Why I am Not on Social Media
Facebook was really taking hold as THE social media platform during my residency, both of which began in 2004. I will admit that I was too busy, tired and overwhelmed to think about setting up a Facebook page at that time. It was just one more thing to have to maintain. It didn’t help that I also remember hearing about a patient asking to “friend” an attending neurosurgeon. At that time, my decisions about engaging in social media was purely about protecting personal time. As a resident, I definitely did not want to worry about the hospital creeping into my personal time (or personal webpage).
After the rigors of residency were behind me, I reconsidered setting up a Facebook account but I never got around to it. Honestly, I prefer the more personal interaction of connecting directly. I did finally get a twitter account, and follow a few threads, though I have never sent a tweet. I also live a bit vicariously through my husband’s Facebook page.
Over the last several years, social media has evolved. It has transformed into a mechanism for professional development and outreach to potential clients. It can be used to develop one’s brand, and can be used to highlight important issues in a physician’s field. This requires careful cultivation and continuously generating new content. It provides an opportunity to reach a broader audience and share personal, nuanced views.

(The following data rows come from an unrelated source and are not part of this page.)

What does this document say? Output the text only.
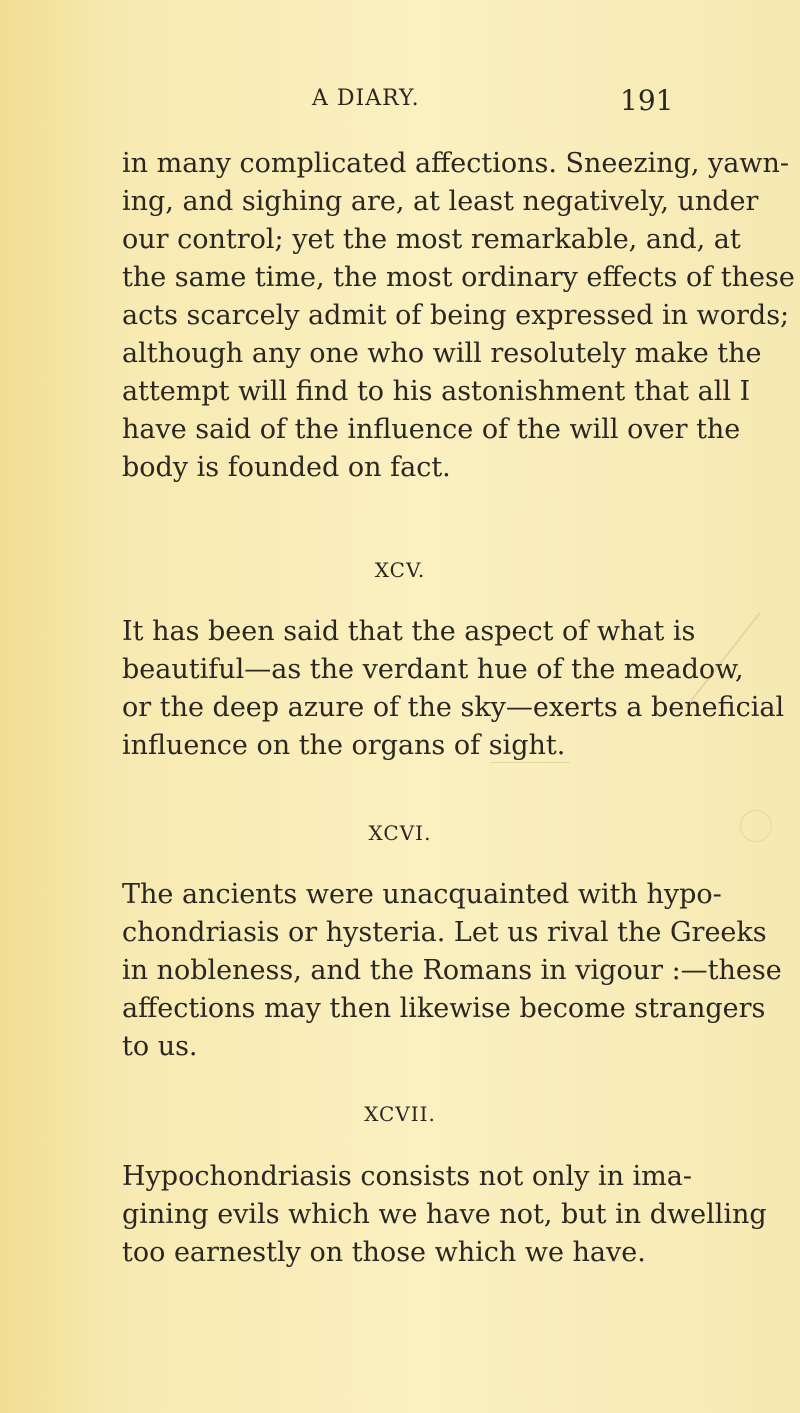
A DIARY.	191
in many complicated affections. Sneezing, yawn-
ing, and sighing are, at least negatively, under
our control; yet the most remarkable, and, at
the same time, the most ordinary effects of these
acts scarcely admit of being expressed in words;
although any one who will resolutely make the
attempt will find to his astonishment that all I
have said of the influence of the will over the
body is founded on fact.
XCV.
It has been said that the aspect of what is
beautiful—as the verdant hue of the meadow,
or the deep azure of the sky—exerts a beneficial
influence on the organs of sight.
XCVI.
The ancients were unacquainted with hypo-
chondriasis or hysteria. Let us rival the Greeks
in nobleness, and the Romans in vigour :—these
affections may then likewise become strangers
to us.
XCVII.
Hypochondriasis consists not only in ima-
gining evils which we have not, but in dwelling
too earnestly on those which we have.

Despite these opportunities, time limitations remain an issue. The challenges I see for successful engagement in social media are:
- It is hard to become a voice in your field via infrequent social media posts.

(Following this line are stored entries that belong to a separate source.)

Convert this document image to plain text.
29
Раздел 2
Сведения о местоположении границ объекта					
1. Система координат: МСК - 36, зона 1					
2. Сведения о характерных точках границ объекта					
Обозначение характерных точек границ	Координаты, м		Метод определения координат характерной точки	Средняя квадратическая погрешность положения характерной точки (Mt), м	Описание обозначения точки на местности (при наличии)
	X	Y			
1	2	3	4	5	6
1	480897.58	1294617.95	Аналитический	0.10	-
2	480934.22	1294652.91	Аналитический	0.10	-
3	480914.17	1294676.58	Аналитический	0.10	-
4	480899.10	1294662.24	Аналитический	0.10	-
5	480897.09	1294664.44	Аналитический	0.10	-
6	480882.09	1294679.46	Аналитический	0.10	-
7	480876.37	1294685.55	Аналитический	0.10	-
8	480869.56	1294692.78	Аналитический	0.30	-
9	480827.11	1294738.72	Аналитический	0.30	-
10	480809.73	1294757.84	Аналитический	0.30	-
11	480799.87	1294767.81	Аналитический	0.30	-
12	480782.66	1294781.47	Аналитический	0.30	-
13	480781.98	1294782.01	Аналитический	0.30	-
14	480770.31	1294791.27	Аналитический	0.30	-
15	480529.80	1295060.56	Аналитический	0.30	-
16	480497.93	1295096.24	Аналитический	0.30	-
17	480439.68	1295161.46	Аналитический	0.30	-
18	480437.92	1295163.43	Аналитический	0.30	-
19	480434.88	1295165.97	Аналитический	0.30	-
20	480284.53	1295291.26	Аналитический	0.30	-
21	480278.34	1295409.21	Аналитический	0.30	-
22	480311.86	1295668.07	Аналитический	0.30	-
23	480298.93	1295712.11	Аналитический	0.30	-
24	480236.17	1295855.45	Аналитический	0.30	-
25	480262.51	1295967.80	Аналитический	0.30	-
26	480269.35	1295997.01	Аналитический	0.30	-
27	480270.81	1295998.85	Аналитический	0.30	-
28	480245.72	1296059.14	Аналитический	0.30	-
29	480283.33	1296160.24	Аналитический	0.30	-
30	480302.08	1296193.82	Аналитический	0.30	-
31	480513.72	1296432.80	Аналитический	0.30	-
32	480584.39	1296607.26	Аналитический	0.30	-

- A potentially impactful pearl can easily get lost amongst an overwhelming volume of information.
- The era of rapid review and constant criticism discourages honest commentary.
- Despite the best of intentions, a comment can be interpreted in unexpected ways.
- Every tweet and post must be perfect lest the “offending” individual be shutdown, rather than a deeper conversation being spurred.
Perhaps I am cutting myself and my patients short of an opportunity. But for now, I will continue to enjoy direct personal interactions where no translation or additional context is needed.